İngiltere ve Amerika’nın adayı Yunanistan’a bağlamak gibi bir fikri olmadı hiçbir zaman…
Onların bütün derdi, adayı başka bir ülkeye bağlamak değil, bölmekti…
İstedikleri de oldu zaten sonuçta…
15 Temmuz 74’te neler olup bittiğini anlamanız için Makarios ile Yunan cuntasının ilişkilerine bakmanız gerekir herşeyden önce…
1967’de Atina’da faşist cunta yönetimi ele geçirdikten sonra, bu ilişkiler giderek nasıl koptu…
Makarios nasıl ortadan kaldırılmak istendi…

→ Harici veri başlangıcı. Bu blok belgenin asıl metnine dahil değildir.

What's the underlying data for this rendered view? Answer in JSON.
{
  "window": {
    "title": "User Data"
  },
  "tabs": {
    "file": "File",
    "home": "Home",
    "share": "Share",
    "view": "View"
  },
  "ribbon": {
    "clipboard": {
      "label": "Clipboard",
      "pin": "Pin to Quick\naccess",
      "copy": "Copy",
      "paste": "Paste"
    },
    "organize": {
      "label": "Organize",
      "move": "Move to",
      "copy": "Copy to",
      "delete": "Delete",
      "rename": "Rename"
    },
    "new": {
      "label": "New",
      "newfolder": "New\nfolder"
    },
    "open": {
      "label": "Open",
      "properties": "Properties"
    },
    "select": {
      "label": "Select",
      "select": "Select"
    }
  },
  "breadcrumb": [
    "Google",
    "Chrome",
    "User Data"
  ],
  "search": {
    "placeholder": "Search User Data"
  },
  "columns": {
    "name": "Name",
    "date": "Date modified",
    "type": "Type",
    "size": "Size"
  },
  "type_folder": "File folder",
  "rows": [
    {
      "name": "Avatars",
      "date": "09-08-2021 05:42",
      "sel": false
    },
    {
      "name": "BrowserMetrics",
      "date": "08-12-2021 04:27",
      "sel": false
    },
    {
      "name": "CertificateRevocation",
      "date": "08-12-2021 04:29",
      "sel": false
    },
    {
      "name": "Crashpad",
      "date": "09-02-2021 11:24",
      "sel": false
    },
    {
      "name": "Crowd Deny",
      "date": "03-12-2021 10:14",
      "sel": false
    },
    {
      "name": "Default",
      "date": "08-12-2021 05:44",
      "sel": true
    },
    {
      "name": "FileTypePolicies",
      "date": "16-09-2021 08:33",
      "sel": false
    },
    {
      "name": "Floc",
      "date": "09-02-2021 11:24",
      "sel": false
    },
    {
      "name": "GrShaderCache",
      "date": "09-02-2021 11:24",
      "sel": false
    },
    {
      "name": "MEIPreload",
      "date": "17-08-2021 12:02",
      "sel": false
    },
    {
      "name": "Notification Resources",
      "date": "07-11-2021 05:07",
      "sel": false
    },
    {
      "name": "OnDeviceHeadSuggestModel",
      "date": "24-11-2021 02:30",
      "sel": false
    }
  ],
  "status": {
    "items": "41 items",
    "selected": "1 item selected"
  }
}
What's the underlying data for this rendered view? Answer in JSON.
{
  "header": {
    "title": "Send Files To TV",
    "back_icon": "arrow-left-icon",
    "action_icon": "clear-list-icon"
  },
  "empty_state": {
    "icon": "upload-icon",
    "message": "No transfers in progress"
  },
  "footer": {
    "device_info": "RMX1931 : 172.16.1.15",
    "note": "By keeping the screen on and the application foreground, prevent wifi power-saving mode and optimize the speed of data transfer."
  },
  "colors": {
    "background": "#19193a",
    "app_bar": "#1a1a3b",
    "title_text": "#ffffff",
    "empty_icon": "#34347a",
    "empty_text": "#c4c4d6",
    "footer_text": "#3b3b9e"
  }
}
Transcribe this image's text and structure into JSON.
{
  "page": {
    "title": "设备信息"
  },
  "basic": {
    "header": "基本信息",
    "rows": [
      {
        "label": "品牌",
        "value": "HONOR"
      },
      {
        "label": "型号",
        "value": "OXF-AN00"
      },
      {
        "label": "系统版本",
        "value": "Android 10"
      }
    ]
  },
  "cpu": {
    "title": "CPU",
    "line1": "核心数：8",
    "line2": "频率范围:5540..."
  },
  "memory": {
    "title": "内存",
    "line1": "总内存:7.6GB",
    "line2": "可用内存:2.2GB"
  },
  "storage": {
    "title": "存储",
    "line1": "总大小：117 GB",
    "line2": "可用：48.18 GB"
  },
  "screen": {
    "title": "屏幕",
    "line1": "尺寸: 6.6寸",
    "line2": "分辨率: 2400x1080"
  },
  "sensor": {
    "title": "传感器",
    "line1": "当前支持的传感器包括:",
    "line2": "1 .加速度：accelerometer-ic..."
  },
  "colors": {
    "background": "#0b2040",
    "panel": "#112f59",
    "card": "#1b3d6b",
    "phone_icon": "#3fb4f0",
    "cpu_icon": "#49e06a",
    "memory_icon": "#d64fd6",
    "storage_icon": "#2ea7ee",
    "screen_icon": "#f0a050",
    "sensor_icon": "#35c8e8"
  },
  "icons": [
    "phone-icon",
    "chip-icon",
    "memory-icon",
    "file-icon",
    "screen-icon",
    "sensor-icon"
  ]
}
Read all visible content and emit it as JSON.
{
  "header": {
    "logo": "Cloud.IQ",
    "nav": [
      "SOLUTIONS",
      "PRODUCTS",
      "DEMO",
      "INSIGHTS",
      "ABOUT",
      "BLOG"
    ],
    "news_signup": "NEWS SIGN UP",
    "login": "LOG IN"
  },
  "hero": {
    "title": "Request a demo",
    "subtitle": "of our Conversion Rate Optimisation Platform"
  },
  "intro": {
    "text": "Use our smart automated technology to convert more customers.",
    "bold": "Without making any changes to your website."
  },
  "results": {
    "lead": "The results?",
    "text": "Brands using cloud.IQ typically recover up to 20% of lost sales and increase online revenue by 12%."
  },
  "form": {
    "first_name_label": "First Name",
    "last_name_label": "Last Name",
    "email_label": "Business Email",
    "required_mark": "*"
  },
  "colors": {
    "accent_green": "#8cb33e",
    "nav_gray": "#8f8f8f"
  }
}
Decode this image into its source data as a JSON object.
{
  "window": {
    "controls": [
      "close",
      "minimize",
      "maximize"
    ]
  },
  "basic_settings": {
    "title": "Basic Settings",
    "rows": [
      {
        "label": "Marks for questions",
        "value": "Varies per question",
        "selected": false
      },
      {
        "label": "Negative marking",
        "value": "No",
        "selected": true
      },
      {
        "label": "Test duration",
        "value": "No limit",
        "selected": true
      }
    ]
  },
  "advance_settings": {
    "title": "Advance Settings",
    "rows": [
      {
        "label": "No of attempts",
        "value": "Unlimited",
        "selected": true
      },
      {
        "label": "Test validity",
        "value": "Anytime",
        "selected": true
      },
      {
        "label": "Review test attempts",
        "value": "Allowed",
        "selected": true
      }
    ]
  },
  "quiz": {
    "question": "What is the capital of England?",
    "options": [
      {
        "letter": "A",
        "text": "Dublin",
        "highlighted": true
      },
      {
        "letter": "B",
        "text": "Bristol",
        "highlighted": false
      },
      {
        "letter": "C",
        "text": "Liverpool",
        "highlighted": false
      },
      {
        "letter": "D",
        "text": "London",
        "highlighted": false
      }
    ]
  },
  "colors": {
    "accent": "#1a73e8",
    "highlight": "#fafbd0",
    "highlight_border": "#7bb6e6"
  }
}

Amerika’nın parmağı neydi bunda?
O cunta iktidara geldikten sonra Makarios neden bir daha enosisten hiç bahsetmedi ve cumhuriyetin bağımsızlığını savundu…
Ve 1968 yılında da tek taraflı olarak Kıbrıslıtürklere kapıları açtı…
1968-74 arası da adada hiçbir Kıbrıslıtürkün burnu kanamadı…
Herkes yoklanmadan, nöbetçi Rum askeriyle selamlaşarak gidip geldi Lefkoşa’da Rum tarafına…
Orada iş buldu ve çalıştı…
***
1963-74 arası döneme gelince…
En başta sorulması gereken soru şu:
-Kıbrıslıtürkler bu ortaklıktan nasıl koptu? Neden bırakıp kaçtılar? Onları kovan mı vardı?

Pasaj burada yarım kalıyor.